I tried to run demultiplexing accepting any sequence for a sample (with a barcode containing only Ns), but all reads are written to unmatched.R1.fq.gz instead of the sample fq.

Is this intended?

nh13 commented 1 month ago

@mschubert would you be willing to share some of your data, or one FASTQ record that should have been matched to a sample along with the expected barcode?

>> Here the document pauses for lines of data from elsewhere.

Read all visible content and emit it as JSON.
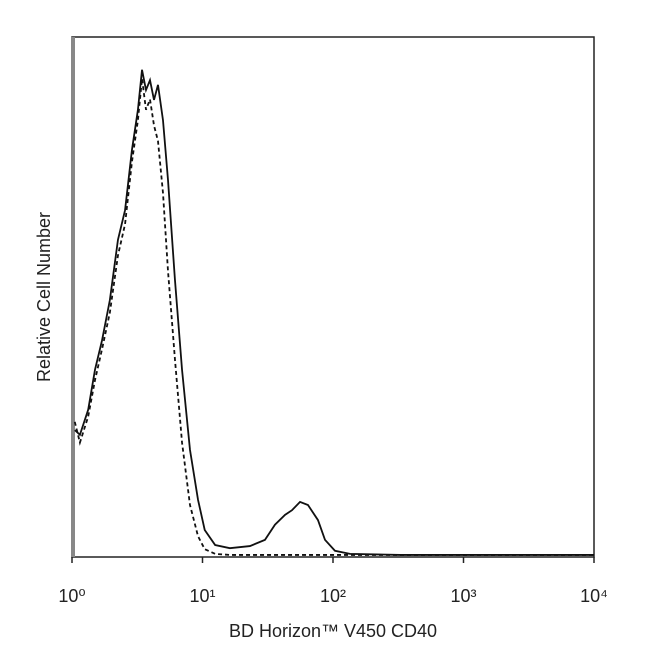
{
  "chart_data": {
    "type": "line",
    "x_label": "BD Horizon™ V450 CD40",
    "y_label": "Relative Cell Number",
    "x_scale": "log",
    "xlim": [
      1,
      10000
    ],
    "xticks": [
      {
        "value": 1,
        "label": "10⁰"
      },
      {
        "value": 10,
        "label": "10¹"
      },
      {
        "value": 100,
        "label": "10²"
      },
      {
        "value": 1000,
        "label": "10³"
      },
      {
        "value": 10000,
        "label": "10⁴"
      }
    ],
    "ylim": [
      0,
      100
    ],
    "x": [
      1.05,
      1.15,
      1.33,
      1.5,
      1.7,
      1.95,
      2.25,
      2.55,
      2.88,
      3.2,
      3.44,
      3.69,
      3.96,
      4.25,
      4.56,
      4.98,
      5.44,
      6.15,
      6.97,
      8.02,
      9.24,
      10.4,
      12.5,
      16.2,
      23.1,
      30.1,
      35.9,
      42.9,
      48.5,
      55.9,
      64.3,
      76.7,
      86.8,
      103.5,
      135,
      326,
      10000
    ],
    "series": [
      {
        "color": "#111111",
        "style": "solid",
        "values": [
          24.4,
          23.5,
          28.3,
          36,
          41.7,
          49.4,
          61,
          66.7,
          78.3,
          86,
          93.7,
          89.8,
          91.7,
          87.9,
          90.8,
          84,
          72.5,
          53.3,
          36,
          20.6,
          11,
          5.2,
          2.3,
          1.7,
          2.1,
          3.3,
          6.2,
          8.1,
          9,
          10.6,
          10,
          7.1,
          3.3,
          1.2,
          0.6,
          0.4,
          0.4
        ]
      },
      {
        "color": "#111111",
        "style": "dashed",
        "values": [
          26,
          22,
          27,
          34,
          40,
          47,
          58,
          64,
          76,
          84,
          92,
          86,
          88,
          83,
          80,
          70,
          55,
          38,
          22,
          10,
          4,
          1.5,
          0.6,
          0.4,
          0.4,
          0.4,
          0.4,
          0.4,
          0.4,
          0.4,
          0.4,
          0.4,
          0.4,
          0.4,
          0.4,
          0.4,
          0.4
        ]
      }
    ]
  }
}
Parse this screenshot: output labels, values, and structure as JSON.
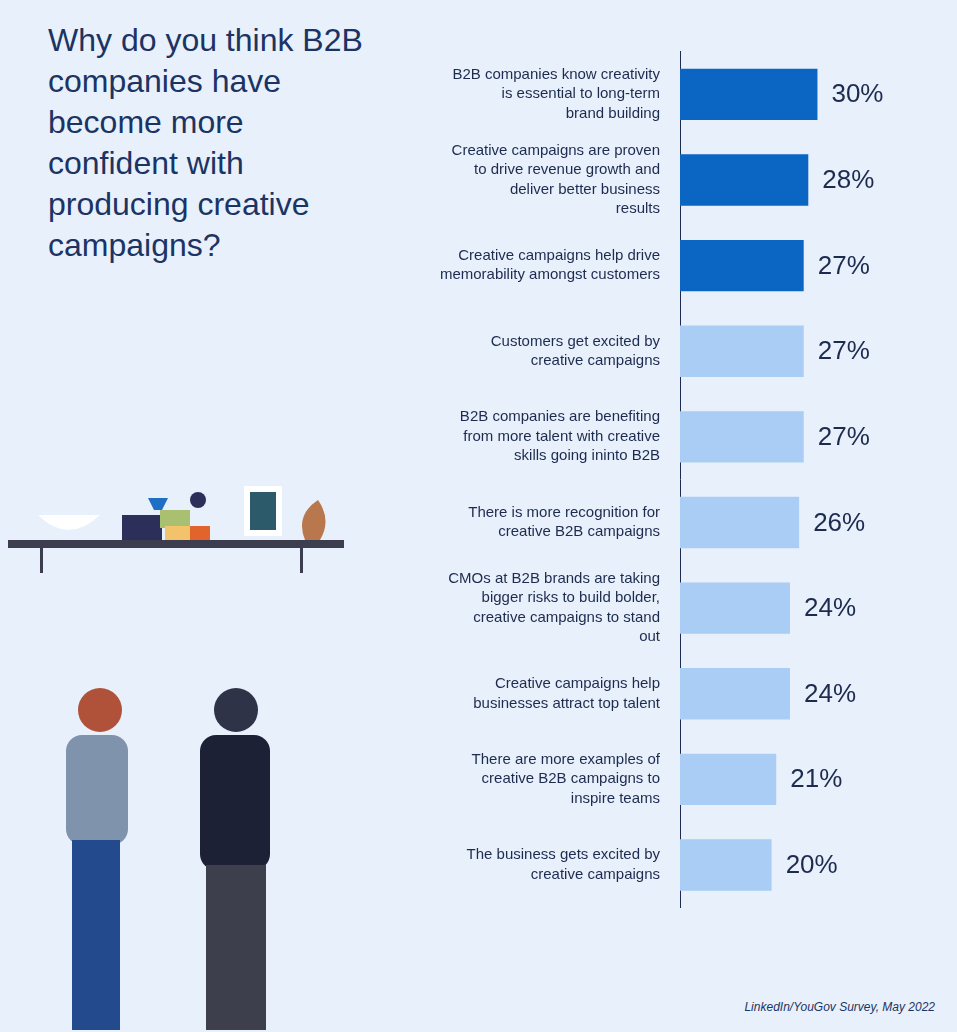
{
  "chart_data": {
    "type": "bar",
    "title": "Why do you think B2B companies have become more confident with producing creative campaigns?",
    "categories": [
      "B2B companies know creativity is essential to long-term brand building",
      "Creative campaigns are proven to drive revenue growth and deliver better business results",
      "Creative campaigns help drive memorability amongst customers",
      "Customers get excited by creative campaigns",
      "B2B companies are benefiting from more talent with creative skills going ininto B2B",
      "There is more recognition for creative B2B campaigns",
      "CMOs at B2B brands are taking bigger risks to build bolder, creative campaigns to stand out",
      "Creative campaigns help businesses attract top talent",
      "There are more examples of creative B2B campaigns to inspire teams",
      "The business gets excited by creative campaigns"
    ],
    "values": [
      30,
      28,
      27,
      27,
      27,
      26,
      24,
      24,
      21,
      20
    ],
    "value_labels": [
      "30%",
      "28%",
      "27%",
      "27%",
      "27%",
      "26%",
      "24%",
      "24%",
      "21%",
      "20%"
    ],
    "colors": [
      "#0a66c2",
      "#0a66c2",
      "#0a66c2",
      "#a9cdf5",
      "#a9cdf5",
      "#a9cdf5",
      "#a9cdf5",
      "#a9cdf5",
      "#a9cdf5",
      "#a9cdf5"
    ],
    "orientation": "horizontal",
    "xlim": [
      0,
      55
    ],
    "data_labels": true,
    "tick_labels": "y",
    "grid": false,
    "annotations": [
      "LinkedIn/YouGov Survey, May 2022"
    ]
  }
}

mschubert commented 2 weeks ago

My apologies for the late reply: The issue seems to be with fastq records that contain Ns themselves:

# my.fq.gz
@M00872:1070:000000000-GLPWM:1:1101:15776:1330 1:Y:0:1
AAGANNATNGNNGNNANNNTNNNAACGTAGTGCGCCAGCCTATTTCAGTGCTCAATCTTGCAGAGAATACTCTTGAGAGCG
+
AA1A##>>#>##A##A###A###ABBFFFHGGHEGGGGGGHHFHHHHHHHHHGFHHHHHHHHHHHCGHHFHHHGHHHHHHE
@M00872:1070:000000000-GLPWM:1:1101:15866:1331 1:Y:0:1
AAGANNATNGNNGNNANNNTNNNAACGTAGTGCGCATAAGCCGTTCAAGAGGAGCCATTGTGGGGAGGCCCTGGGGACTGG
+
AAAA##>>#>##A##A###A###BABFFHHGGHEEEEGHFFHGEEGHGFHEHHEHGFHHHFGFC>FCGGCEHHHGGAEFG/
# meta.tsv
sample_id  barcode
test       NNNNNNN
fqtk demux --inputs my.fq.gz --max-mismatches 0 --read-structures 7B+T --sample-metadata meta.tsv --output out
nh13 commented 2 weeks ago

Thank-you @mschubert for the clear report!